China Hacked Treasury Dept. in ‘Major’ Breach, U.S. Says

The Biden administration said Monday that China’s intelligence agency hacked the U.S. Treasury Department, gaining access to government employees’ workstations and unclassified documents. This is the latest in a series of disgraceful surveillance operations against major American institutions.

It is unclear from the Treasury Department’s limited initial report on the episode what exactly the hackers were looking for. But senior officials with access to intelligence about the hack said it appeared to be entirely a spy operation and not part of other Chinese efforts to inject malicious computer code into utility networks and water systems that would give them the ability to shut down critical important American systems. infrastructure.

In a letter briefing lawmakers on the episode, the Treasury Department said it was notified by third-party software company BeyondTrust on Dec. 8 that a hacker had obtained a security key that allowed him to gain remote access to certain treasury institutions. workstations and documents on them.

“Based on available information, the incident was attributed to the activities of a state-sponsored Advanced Persistent Threat (APT) group,” the letter said. “Under Treasury policy, APT-related intrusions are considered a serious cybersecurity incident.”

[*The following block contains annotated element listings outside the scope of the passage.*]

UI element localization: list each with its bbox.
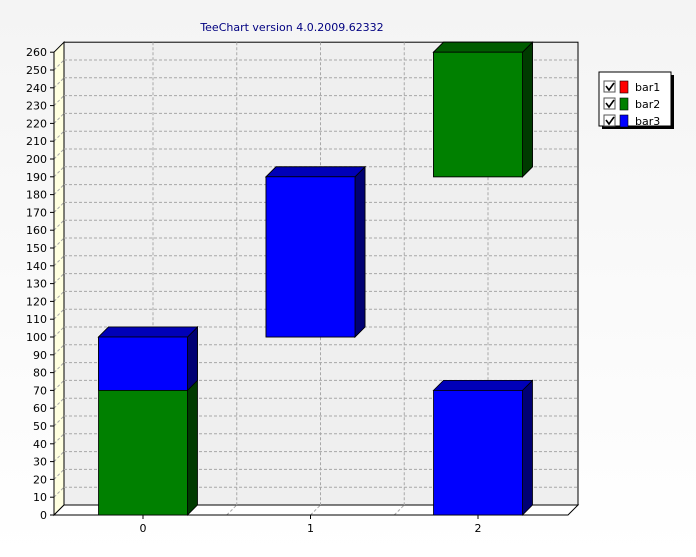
y-tick-label: 40 <box>33 438 47 451</box>
y-tick-label: 30 <box>33 456 47 469</box>
bar-bar3-0 <box>97 326 199 392</box>
grid-line <box>53 469 65 480</box>
bar-front <box>265 176 356 338</box>
y-tick-label: 140 <box>26 260 47 273</box>
legend-checkbox[interactable] <box>603 114 616 127</box>
y-tick-label: 120 <box>26 295 47 308</box>
legend-label: bar1 <box>635 81 660 94</box>
check-icon <box>605 99 615 109</box>
bar-side <box>354 165 366 338</box>
grid-line <box>53 219 65 231</box>
grid-line <box>53 130 65 142</box>
y-tick-label: 130 <box>26 278 47 291</box>
grid-line <box>53 237 65 249</box>
grid-line <box>393 504 405 516</box>
grid-line <box>53 59 65 71</box>
y-tick-label: 50 <box>33 420 47 433</box>
y-tick-label: 80 <box>33 367 47 380</box>
grid-line <box>310 504 321 516</box>
bar-side <box>187 326 198 392</box>
grid-line <box>53 202 65 213</box>
legend-item-bar1[interactable]: bar1 <box>603 80 660 94</box>
y-tick-label: 260 <box>26 46 47 59</box>
grid-line <box>53 362 65 373</box>
bar-bar3-2 <box>432 379 534 516</box>
chart-title: TeeChart version 4.0.2009.62332 <box>199 21 383 34</box>
y-tick-label: 110 <box>26 313 47 326</box>
grid-line <box>53 451 65 462</box>
check-icon <box>605 82 615 92</box>
bar-top <box>97 326 199 338</box>
grid-line <box>53 308 65 320</box>
bar-bar2-2 <box>432 41 534 178</box>
y-tick-label: 10 <box>33 491 47 504</box>
grid-line <box>53 380 65 391</box>
bar-top <box>432 379 534 391</box>
grid-line <box>226 504 238 516</box>
grid-line <box>53 433 65 445</box>
legend-checkbox[interactable] <box>603 97 616 110</box>
y-tick-label: 190 <box>26 171 47 184</box>
legend-swatch <box>619 97 629 111</box>
grid-line <box>53 326 65 338</box>
x-tick-label: 1 <box>307 522 314 535</box>
y-tick-label: 0 <box>40 509 47 522</box>
grid-line <box>53 113 65 124</box>
bar-front <box>433 389 523 516</box>
grid-line <box>53 77 65 89</box>
y-tick-label: 100 <box>26 331 47 344</box>
grid-line <box>53 273 65 284</box>
y-tick-label: 210 <box>26 135 47 148</box>
bar-top <box>265 166 366 178</box>
y-tick-label: 170 <box>26 206 47 219</box>
y-tick-label: 240 <box>26 82 47 95</box>
bar-front <box>433 51 523 178</box>
bar-side <box>522 379 533 516</box>
grid-line <box>53 415 65 427</box>
legend-item-bar3[interactable]: bar3 <box>603 114 660 128</box>
y-tick-label: 200 <box>26 153 47 166</box>
bar-side <box>522 41 533 178</box>
y-tick-label: 160 <box>26 224 47 237</box>
legend-checkbox[interactable] <box>603 80 616 93</box>
y-tick-label: 70 <box>33 384 47 397</box>
y-tick-label: 20 <box>33 473 47 486</box>
bar-bar3-1 <box>265 165 366 338</box>
bar-top <box>432 41 534 53</box>
grid-line <box>53 148 65 160</box>
bar-front <box>98 336 188 391</box>
grid-line <box>53 166 65 178</box>
grid-line <box>53 291 65 302</box>
y-tick-label: 90 <box>33 349 47 362</box>
legend-item-bar2[interactable]: bar2 <box>603 97 660 111</box>
legend-swatch <box>619 80 629 94</box>
grid-line <box>53 255 65 267</box>
grid-line <box>53 184 65 195</box>
grid-line <box>53 486 65 498</box>
legend-label: bar2 <box>635 98 660 111</box>
grid-line <box>53 397 65 409</box>
legend-swatch <box>619 114 629 128</box>
y-tick-label: 180 <box>26 189 47 202</box>
legend-label: bar3 <box>635 115 660 128</box>
grid-line <box>53 344 65 356</box>
y-tick-label: 220 <box>26 117 47 130</box>
y-tick-label: 150 <box>26 242 47 255</box>
x-tick-label: 2 <box>475 522 482 535</box>
y-tick-label: 60 <box>33 402 47 415</box>
x-tick-label: 0 <box>140 522 147 535</box>
y-tick-label: 230 <box>26 100 47 113</box>
grid-line <box>53 95 65 106</box>
check-icon <box>605 116 615 126</box>
y-tick-label: 250 <box>26 64 47 77</box>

Top Chinese officials have a deep interest in the Treasury Department, which oversees sensitive data on global financial systems as well as assessments of China’s own troubled economy. The department also imposes sanctions on Chinese firms, including, most recently, those that are helping Russia in its war against Ukraine.

Earlier this year, Chinese intelligence hacked email accounts used by Commerce Secretary Gina Raimondo as she made decisions on new export controls on advanced semiconductors and other key technologies in an attempt to slow their acquisition by Chinese firms. Similar efforts were made against facilities in the State Department.

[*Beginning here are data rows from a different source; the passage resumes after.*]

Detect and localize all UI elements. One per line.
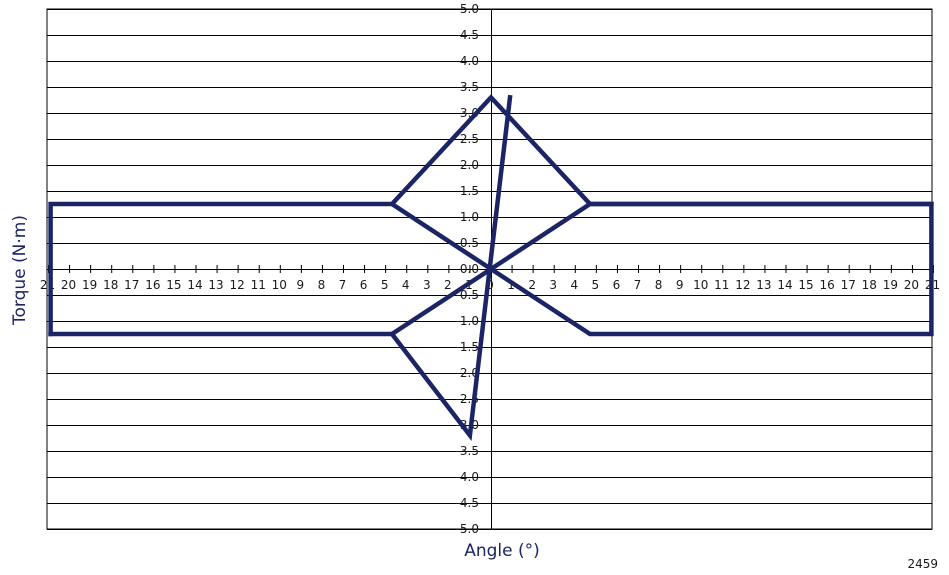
y-tick-label: -1.5: [456, 340, 479, 354]
x-tick-label: 6: [360, 278, 368, 292]
x-tick-label: 12: [230, 278, 245, 292]
x-tick-label: 18: [862, 278, 877, 292]
y-tick-label: 4.5: [460, 28, 479, 42]
y-tick-label: 1.0: [460, 210, 479, 224]
y-tick-label: 0.5: [460, 236, 479, 250]
x-tick-label: 5: [592, 278, 600, 292]
x-tick-label: 9: [297, 278, 305, 292]
x-tick-label: 2: [444, 278, 452, 292]
x-tick-label: 16: [820, 278, 835, 292]
x-tick-label: 9: [676, 278, 684, 292]
y-tick-label: -4.5: [456, 496, 479, 510]
x-tick-label: 11: [251, 278, 266, 292]
x-tick-label: 20: [904, 278, 919, 292]
y-tick-label: -1.0: [456, 314, 479, 328]
x-tick-label: 3: [423, 278, 431, 292]
y-axis-title: Torque (N·m): [10, 215, 30, 326]
x-tick-label: 2: [528, 278, 536, 292]
x-tick-label: 10: [693, 278, 708, 292]
x-tick-label: 15: [166, 278, 181, 292]
x-axis-title: Angle (°): [464, 541, 540, 561]
x-tick-label: 13: [208, 278, 223, 292]
x-tick-label: 16: [145, 278, 160, 292]
y-tick-label: -2.0: [456, 366, 479, 380]
figure-id: 2459: [907, 557, 938, 571]
x-tick-label: 4: [570, 278, 578, 292]
y-tick-label: -0.5: [456, 288, 479, 302]
y-tick-label: 5.0: [460, 2, 479, 16]
y-tick-label: 4.0: [460, 54, 479, 68]
y-tick-labels: 5.04.54.03.53.02.52.01.51.00.50.0-0.5-1.…: [456, 2, 479, 536]
series-line-3: [388, 94, 513, 442]
x-tick-labels: 21 20 19 18 17 16 15 14 13 12 11 10 9 8 7 6 5 4 3 2 1 0 1 2 3 4 5 6…: [40, 265, 940, 292]
x-tick-label: 8: [655, 278, 663, 292]
x-tick-label: 19: [82, 278, 97, 292]
x-tick-label: 6: [613, 278, 621, 292]
y-tick-label: 2.0: [460, 158, 479, 172]
x-tick-label: 11: [714, 278, 729, 292]
x-tick-label: 12: [735, 278, 750, 292]
y-tick-label: 2.5: [460, 132, 479, 146]
y-tick-label: -3.5: [456, 444, 479, 458]
x-tick-label: 13: [756, 278, 771, 292]
x-tick-label: 18: [103, 278, 118, 292]
x-tick-label: 17: [124, 278, 139, 292]
x-tick-label: 15: [798, 278, 813, 292]
x-tick-label: 1: [507, 278, 515, 292]
x-tick-label: 19: [883, 278, 898, 292]
x-tick-label: 7: [339, 278, 347, 292]
x-tick-label: 8: [318, 278, 326, 292]
y-tick-label: 3.5: [460, 80, 479, 94]
x-tick-label: 3: [549, 278, 557, 292]
x-tick-label: 17: [841, 278, 856, 292]
x-tick-label: 14: [777, 278, 792, 292]
x-tick-label: 4: [402, 278, 410, 292]
x-tick-label: 14: [187, 278, 202, 292]
x-tick-label: 10: [272, 278, 287, 292]
y-tick-label: 1.5: [460, 184, 479, 198]
series-lines: [48, 94, 934, 442]
x-tick-label: 5: [381, 278, 389, 292]
y-tick-label: -5.0: [456, 522, 479, 536]
x-tick-label: 20: [61, 278, 76, 292]
y-tick-label: 0.0: [460, 262, 479, 276]
y-tick-label: -4.0: [456, 470, 479, 484]
x-tick-label: 7: [634, 278, 642, 292]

But the administration’s admission to the Treasury Department comes at a particularly sensitive moment, as the Biden White House faces one of the most far-reaching and damaging hacks of American infrastructure in the cybersecurity era.

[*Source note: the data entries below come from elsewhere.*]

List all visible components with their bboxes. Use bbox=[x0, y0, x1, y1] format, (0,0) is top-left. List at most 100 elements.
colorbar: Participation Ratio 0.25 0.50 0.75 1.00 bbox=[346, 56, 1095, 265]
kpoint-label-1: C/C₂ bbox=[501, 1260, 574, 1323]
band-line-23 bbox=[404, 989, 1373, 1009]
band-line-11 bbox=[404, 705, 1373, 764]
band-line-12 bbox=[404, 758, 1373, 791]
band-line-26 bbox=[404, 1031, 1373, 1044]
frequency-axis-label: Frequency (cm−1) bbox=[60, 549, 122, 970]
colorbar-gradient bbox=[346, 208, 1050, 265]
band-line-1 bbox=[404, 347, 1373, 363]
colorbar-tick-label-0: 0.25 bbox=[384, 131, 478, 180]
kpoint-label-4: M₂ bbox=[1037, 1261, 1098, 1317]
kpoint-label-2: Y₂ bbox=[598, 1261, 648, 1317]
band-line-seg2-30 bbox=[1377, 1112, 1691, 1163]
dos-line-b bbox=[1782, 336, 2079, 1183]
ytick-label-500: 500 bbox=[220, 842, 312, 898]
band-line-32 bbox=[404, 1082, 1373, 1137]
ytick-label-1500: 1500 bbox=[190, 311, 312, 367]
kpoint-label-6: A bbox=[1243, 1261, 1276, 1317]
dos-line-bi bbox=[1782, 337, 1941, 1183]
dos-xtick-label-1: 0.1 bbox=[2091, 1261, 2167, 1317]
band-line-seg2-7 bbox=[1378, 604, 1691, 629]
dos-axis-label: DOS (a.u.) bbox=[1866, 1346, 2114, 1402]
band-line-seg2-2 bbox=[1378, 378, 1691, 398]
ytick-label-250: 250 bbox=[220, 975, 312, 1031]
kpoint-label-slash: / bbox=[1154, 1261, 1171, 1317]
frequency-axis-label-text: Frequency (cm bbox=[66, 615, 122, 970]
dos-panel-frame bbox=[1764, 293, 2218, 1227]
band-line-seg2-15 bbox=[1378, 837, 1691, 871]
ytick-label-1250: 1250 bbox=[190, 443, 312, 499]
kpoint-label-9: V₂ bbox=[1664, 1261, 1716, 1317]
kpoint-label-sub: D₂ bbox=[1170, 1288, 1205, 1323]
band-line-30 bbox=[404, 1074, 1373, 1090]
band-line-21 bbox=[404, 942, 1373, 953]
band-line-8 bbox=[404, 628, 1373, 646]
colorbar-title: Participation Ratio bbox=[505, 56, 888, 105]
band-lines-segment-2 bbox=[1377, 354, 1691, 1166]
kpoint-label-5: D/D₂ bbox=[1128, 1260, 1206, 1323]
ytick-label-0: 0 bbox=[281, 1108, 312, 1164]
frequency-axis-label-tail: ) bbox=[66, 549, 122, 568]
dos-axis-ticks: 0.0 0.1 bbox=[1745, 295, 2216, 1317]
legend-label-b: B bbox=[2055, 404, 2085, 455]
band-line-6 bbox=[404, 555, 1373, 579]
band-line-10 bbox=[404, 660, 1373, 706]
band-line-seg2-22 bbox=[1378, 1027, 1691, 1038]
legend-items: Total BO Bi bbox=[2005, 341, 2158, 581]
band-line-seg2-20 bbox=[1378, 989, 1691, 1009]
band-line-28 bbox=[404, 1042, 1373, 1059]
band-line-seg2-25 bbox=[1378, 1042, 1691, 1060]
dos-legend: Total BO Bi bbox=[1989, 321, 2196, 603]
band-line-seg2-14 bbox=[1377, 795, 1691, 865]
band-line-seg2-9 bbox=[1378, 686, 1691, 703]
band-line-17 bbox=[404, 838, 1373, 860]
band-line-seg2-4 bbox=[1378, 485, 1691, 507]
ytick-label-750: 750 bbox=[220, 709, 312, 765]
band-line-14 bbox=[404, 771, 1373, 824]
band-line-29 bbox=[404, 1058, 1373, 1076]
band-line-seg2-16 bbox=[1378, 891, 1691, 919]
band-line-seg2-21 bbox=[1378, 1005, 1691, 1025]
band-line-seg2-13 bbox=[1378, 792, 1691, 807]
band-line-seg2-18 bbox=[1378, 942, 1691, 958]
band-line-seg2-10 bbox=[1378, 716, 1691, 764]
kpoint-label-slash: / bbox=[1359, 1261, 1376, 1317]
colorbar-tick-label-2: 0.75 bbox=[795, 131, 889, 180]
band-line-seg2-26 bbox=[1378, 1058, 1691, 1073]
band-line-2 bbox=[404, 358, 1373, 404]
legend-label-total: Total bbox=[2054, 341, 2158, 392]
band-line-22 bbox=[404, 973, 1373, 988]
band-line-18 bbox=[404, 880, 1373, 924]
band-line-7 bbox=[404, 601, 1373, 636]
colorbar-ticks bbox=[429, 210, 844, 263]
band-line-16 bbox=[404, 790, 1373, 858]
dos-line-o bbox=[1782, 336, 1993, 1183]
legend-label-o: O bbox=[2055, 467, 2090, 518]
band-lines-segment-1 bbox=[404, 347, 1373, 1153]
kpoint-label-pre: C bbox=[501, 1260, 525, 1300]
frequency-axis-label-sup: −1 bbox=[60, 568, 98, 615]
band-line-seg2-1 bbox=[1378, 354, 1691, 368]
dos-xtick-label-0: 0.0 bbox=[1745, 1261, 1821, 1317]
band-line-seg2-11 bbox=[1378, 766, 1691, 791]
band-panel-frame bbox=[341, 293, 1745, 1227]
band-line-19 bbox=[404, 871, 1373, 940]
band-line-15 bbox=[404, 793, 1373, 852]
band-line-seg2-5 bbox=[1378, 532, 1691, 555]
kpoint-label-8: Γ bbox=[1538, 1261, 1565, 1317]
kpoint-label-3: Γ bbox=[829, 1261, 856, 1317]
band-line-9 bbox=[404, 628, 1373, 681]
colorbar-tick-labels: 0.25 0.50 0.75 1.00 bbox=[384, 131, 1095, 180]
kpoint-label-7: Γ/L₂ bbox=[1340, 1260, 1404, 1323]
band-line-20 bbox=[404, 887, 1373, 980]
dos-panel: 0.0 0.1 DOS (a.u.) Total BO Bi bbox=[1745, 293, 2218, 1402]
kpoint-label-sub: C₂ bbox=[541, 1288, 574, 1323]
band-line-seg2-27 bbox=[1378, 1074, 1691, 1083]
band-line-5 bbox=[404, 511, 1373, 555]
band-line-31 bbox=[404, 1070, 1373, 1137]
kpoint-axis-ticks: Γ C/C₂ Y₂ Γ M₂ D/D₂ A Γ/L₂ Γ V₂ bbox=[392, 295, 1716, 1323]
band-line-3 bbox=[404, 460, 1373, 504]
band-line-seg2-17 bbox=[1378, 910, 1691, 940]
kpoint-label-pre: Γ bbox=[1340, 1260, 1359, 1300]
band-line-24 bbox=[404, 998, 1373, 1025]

In recent months, a series Revelations have revealed how a sophisticated Chinese intelligence group called “Salt Typhoon” penetrated deeply into at least nine US telecommunications companies.

The hack exploited critical holes in the US telecommunications infrastructure, giving hackers access not only to text messages, but also to telephone conversations. Investigators said the targets included commercial, unencrypted phone lines used by President-elect Donald Trump, Vice President-elect J.D. Vance and senior national security officials, although it is unclear what, if any, conversations the hackers were able to obtain. track.

The Salt Typhoon hackers also obtained a nearly complete list of phone numbers that the Justice Department had been tapping to spy on people suspected of crimes or espionage, giving the Chinese government insight into which Chinese spies the United States had identified and which it had missed. The resulting breach has concerned counterintelligence officials who fear Beijing will know who is under suspicion and who is not.

The Treasury Department said it was working with the FBI, intelligence community and other investigators to determine the impact of the latest hack. The compromised service has been taken offline and there is no evidence that Chinese hackers still have access to Treasury information, the department said.

In a statement, a Treasury spokesman said the department takes threats against its systems and the data they store seriously, and that it will continue to work with the private sector and government agencies to protect the financial system from hacks.

The Treasury Department did not specify when exactly the episode occurred but said it would disclose more details in an upcoming report to Congress.

On Tuesday, Chinese Foreign Ministry spokeswoman Mao Ning called the U.S. accusations “baseless.” Ms Mao added that China opposes all forms of hacking and “we are even more opposed to the spread of false information against China for political purposes.”

Chinese officials have long denied any government involvement in the hacking and have opened dialogue with the United States to work together on cybersecurity. Earlier this month, Treasury officials traveled to China for a round of meetings of its economic and financial working groups, which cover cooperation on cybersecurity issues.

In response to the Salt Typhoon hack, the Commerce Department said this month that it ban several remaining China Telecom operationsone of the largest communications companies in the country, from the USA.

Alan Rappeport And Zixiu Wang provided reporting.